O kadar hızlı hareket ediyorlardı ki kamyonun içindekiler nereye gidip geldiklerini bile göremiyorlardı.
Sıradan insanların hayatta kalması mümkün değildi.
“Lanet olsun!”
İt!
Sürücü Hayaletlerden kurtulmak için kamyonu hızlandırdı.
Duvarın iç tarafındaki yol düzdü, bu yüzden kaçmak kolaydı.
Ancak.
Srrr!
Kamyonu kovalayan Hayaletlerin hızı çok fazlaydı.
“Yakalayacaklar.”
“Herkes! Hazır olun!”
Srn! Srrr!
Kamyonun arkasındaki Murim savaşçıları silahlarını çıkardılar ve onlara enerji yüklediler.
“Haa!”
Slash!
Hayaletlerin yetişmesini engellemek için kılıç enerjisi darbeleri kullandılar.

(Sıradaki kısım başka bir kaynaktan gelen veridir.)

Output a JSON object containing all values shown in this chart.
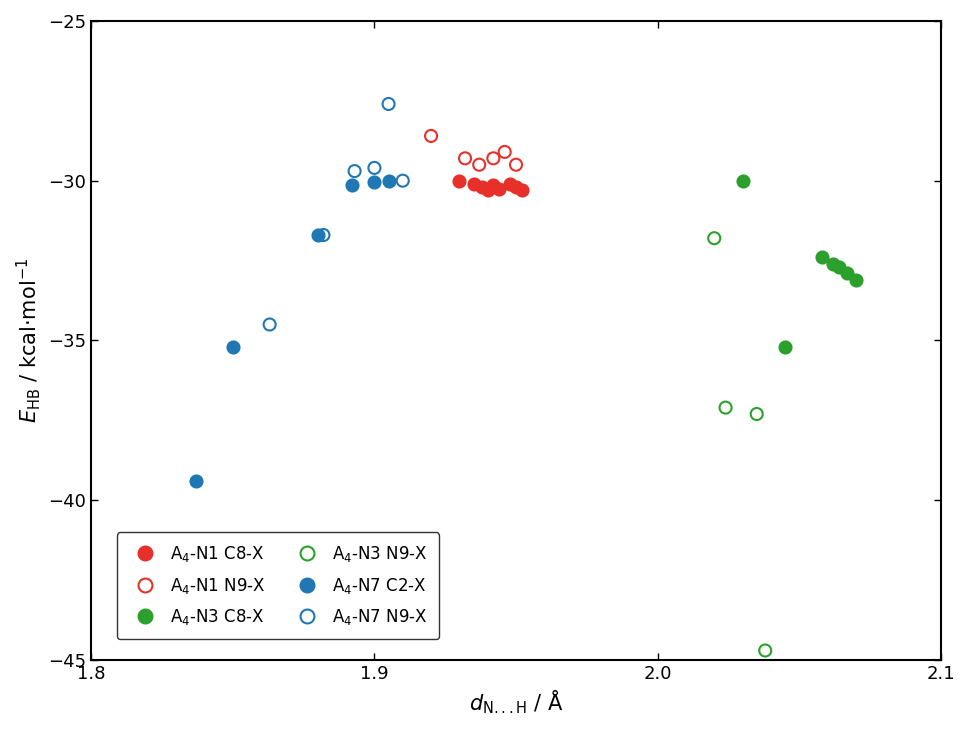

Bu sayede kamyon hızlandı ve yavaş yavaş Hayaletlerden uzaklaştı.
“Bitti.”
“Onları şimdilik kaybettik.”
Murim savaşçılarının yüzleri biraz sakinleşti.
Ancak bir sorun ortaya çıktı.
“Eikk!”
Sürücü bağırdı.
Ve Murim halkı ne olduğunu görmek için ileriye baktı.
“Hayır…”
“Hayalet!”
Birçok Hayalet kamyonun gittiği yöne doğru uçuyordu.
İlk bakışta yüzlercesi varmış gibi görünüyordu.
Önde Hayaletler ve arkada Hayaletler.
“Ne yapmalıyım?
Şoförün kafası karıştı ve biri “Devam et” dediğinde beti benzi attı.
“Devam et.”
“Pardon?”
Kamyonun kaputunun üstüne biri çıktığında şoför şok oldu.
Bu Chun Yeowun’du.
“Ne yapmayı planlıyor?
Oh-hyeon şok olmuş gözlerle adama baktı.
O anda Chun Yeowun elini öne doğru uzattı.
Ve..
Wheik!
Hareket halindeki kamyonun etrafında yüzlerce alevli kılıç belirdi.
Böylesi bir görkem Hayalet korkusunu unutturdu.
“Bu da ne?”
Oh-hyeon da dahil olmak üzere Murim savaşçılarının gözleri bu görkemli manzara karşısında irileşti.